Maybe we don’t talk about our miscarriages because we don’t want women with children looking at us with pity, or teenagers in their immortality-flushed way thinking, “That’ll never happen to me.” We do not want happy families to whisper, “Thank God that’s not us.” We don’t want to wonder if men are thinking, “If they can’t have kids, then why are they here, anyway?”
I cannot tell you, though, what you should say to women who have had miscarriages. While it can be touching to hear other women’s stories, it can also be irritating: it makes our moment of extraordinary sadness feel ordinary and unremarkable. Why would I want to hear about your miscarriage when I am lying on the floor trying to lift 500 pounds of failure, disappointment and crashing hormones off my chest?

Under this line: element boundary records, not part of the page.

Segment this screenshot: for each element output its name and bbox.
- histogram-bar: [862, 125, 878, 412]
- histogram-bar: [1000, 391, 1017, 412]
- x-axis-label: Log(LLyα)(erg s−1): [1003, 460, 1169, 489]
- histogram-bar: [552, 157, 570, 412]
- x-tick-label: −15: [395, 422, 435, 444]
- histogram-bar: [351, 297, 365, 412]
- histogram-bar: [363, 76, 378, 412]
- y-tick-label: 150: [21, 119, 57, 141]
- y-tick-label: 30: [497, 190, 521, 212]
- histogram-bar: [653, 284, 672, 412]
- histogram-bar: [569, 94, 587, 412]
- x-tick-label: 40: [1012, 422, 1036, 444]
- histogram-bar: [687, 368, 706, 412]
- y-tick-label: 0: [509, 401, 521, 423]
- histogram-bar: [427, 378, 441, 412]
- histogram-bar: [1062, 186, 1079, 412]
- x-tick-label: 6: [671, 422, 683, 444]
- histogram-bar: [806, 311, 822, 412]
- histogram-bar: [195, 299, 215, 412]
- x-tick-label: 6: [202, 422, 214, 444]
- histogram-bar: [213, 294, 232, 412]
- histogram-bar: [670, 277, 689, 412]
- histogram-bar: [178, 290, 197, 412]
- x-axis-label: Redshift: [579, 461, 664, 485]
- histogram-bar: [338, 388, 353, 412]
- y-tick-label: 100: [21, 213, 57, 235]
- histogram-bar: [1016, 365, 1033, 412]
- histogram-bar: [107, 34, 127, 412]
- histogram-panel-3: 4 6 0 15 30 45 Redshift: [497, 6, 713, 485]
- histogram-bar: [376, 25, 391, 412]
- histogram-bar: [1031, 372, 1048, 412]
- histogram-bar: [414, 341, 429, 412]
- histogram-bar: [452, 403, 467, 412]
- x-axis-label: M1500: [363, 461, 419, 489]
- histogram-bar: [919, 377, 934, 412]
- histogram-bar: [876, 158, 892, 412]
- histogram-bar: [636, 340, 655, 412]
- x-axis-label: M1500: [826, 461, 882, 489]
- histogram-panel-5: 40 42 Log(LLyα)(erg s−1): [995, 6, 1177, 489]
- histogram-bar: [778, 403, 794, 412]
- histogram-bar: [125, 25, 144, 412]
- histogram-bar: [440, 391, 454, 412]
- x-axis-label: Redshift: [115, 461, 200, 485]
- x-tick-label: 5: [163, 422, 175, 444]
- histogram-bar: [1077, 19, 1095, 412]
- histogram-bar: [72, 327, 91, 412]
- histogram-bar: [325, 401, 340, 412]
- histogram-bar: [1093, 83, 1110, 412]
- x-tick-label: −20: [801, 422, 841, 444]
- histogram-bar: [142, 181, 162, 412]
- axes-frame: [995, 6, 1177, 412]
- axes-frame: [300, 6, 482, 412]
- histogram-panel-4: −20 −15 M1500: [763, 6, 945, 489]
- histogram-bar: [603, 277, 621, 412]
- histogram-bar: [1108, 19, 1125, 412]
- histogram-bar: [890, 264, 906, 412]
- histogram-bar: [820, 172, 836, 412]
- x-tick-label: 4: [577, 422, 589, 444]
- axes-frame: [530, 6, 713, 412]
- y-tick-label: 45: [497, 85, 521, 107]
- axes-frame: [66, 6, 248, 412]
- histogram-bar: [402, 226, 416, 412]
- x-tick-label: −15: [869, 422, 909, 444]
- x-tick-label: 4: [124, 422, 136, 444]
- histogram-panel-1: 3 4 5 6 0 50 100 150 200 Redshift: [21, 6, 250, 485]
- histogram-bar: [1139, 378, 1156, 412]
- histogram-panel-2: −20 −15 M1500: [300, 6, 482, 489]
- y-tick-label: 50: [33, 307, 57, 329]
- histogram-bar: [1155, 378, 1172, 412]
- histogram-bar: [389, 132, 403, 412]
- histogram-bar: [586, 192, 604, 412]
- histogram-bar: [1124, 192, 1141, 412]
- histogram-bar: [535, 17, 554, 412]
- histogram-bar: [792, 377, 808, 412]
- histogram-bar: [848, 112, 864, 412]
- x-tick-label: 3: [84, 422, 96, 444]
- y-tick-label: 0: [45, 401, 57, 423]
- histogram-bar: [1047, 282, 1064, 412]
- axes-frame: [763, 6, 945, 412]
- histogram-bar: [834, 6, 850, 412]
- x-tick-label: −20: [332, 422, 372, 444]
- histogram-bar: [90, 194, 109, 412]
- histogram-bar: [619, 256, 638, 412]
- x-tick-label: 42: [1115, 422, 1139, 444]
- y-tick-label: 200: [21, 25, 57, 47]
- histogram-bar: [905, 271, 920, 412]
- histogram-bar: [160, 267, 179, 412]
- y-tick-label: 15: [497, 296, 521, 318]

I can tell you that I want people to know. I don’t want it to be a secret or a shadow or something that is endured only alone. I want people to know that I have been through something, that I am tired but optimistic, that I’ve been knocked down but don’t help me up because I can get up myself.
It’s fair, I think, to want witnesses for our suffering. But with the sorrow also comes hope. And after all, we are resilient creatures. A friend of mine said it well in an e-mail message after she heard my news. “I hope you don’t give up,” she wrote. “I want to take a picture of your child one day against the tallest sunflower.”
N. West Moss is a writer in New Jersey.